Alice Coote - Mozart: La Clemenza di Tito - Glyndebourne Opera at the BBC Proms (Photo BBC / Chris Christodoulou)
Alice Coote (Photo BBC / Chris Christodoulou)

The only soprano in the cast, Joelle Harvey was a demure but strong-minded Servilia. Harvey showed that pure tone and beautiful phrasing could be combined with real strength of character. Servilia is one of the few admirable characters in the opera, and Harvey made it show. She was finely partnered by Michele Losier’s Annio. Like Anna Stephany, Losier created Annio as a believable, rather intense and serious young man. And made him count as a character, rather than just a dry run for Sesto. Michele Losier and Joelle Harvey made Annio and Servilia’s Act One duet profoundly touching.

Tito’s arias are some of the most conventional in the opera. Richard Croft was not unstylish, but his singing was very vibrant with a great sense of drama rather than classical poise. It was very much in those recitatives that he really made the character felt. Clive Bayley was a highly characterful and easily dislikeable Publio, definitely a career politician on the make. And Bayley sang Publio’s aria with vivid vigour.

One of the striking features of librettist Caterino Mazzola’s adaptation of Metastasio’s libretto (done to Mozart’s instruction), is the introduction of many duets, trios and ensembles.

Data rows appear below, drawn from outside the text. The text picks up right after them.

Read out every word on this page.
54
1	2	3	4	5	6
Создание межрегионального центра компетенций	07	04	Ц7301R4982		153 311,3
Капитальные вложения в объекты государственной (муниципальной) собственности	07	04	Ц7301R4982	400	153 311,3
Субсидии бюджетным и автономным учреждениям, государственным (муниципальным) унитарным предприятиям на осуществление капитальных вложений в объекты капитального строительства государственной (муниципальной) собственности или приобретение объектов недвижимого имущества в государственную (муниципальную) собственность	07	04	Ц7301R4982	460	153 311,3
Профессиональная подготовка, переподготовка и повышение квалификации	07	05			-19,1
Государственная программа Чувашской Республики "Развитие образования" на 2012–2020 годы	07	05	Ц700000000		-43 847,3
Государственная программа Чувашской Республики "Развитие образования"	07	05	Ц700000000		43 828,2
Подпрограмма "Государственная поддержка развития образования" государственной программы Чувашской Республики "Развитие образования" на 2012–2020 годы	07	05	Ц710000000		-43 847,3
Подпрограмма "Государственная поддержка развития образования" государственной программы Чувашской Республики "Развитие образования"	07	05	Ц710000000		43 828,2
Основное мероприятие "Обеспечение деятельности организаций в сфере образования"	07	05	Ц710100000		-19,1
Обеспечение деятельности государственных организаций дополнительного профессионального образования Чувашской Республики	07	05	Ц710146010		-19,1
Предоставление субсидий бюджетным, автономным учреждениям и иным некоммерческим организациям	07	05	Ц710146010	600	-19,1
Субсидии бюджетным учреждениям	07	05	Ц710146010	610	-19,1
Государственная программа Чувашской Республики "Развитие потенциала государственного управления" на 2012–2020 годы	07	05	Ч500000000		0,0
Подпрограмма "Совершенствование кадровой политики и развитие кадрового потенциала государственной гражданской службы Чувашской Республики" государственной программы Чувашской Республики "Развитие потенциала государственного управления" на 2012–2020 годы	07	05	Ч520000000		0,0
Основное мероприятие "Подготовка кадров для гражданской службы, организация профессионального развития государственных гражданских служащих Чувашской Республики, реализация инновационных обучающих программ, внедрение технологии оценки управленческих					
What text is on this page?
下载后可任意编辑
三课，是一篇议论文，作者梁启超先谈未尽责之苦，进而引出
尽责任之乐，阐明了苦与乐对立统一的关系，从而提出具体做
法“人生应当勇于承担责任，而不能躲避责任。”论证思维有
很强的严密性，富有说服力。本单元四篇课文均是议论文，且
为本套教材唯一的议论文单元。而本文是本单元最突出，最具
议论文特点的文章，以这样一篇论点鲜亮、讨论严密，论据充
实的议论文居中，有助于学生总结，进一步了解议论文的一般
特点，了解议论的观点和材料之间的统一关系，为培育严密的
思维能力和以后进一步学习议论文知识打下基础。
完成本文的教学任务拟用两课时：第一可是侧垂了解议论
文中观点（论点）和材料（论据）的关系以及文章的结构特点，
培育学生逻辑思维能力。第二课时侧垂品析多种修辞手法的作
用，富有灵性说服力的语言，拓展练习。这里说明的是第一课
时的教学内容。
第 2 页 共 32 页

And Mozart’s use of them make the drama really progress. It was noticeable in this performance ow the cast used the ensembles dramatically. So that both trios told a real story, and the astonishing ensemble which concludes Act One was positively gripping.

The Glyndebourne Festival Chorus was on strong form, singing Mozart’s choruses with power and style. But, in the context of a stripped back staging their use of Peter Sellers-like hand choreography was somewhat puzzling.

Robin Ticciati conducted a lithe and lively account of the score, but he was not averse to slowing down and allowing highly expressive phrasing from the singers. The Orchestra of the Age of Enlightenment was on strong form, producing a nice mix of drama and sophistication.

Mozart’s penultimate opera can still sometimes seem something of a misunderstood ugly duckling, its reversion to opera seria an aberration after the trio of operas with Lorenzo da Ponte. The opera’s message of clemency is very much an Enlightenment concept which does not always sit well with modern directors. But Glyndebourne fielded a well balance cast, and all contributed to a performance which, musically at least, took the opera seriously and conveyed intense emotions with great style.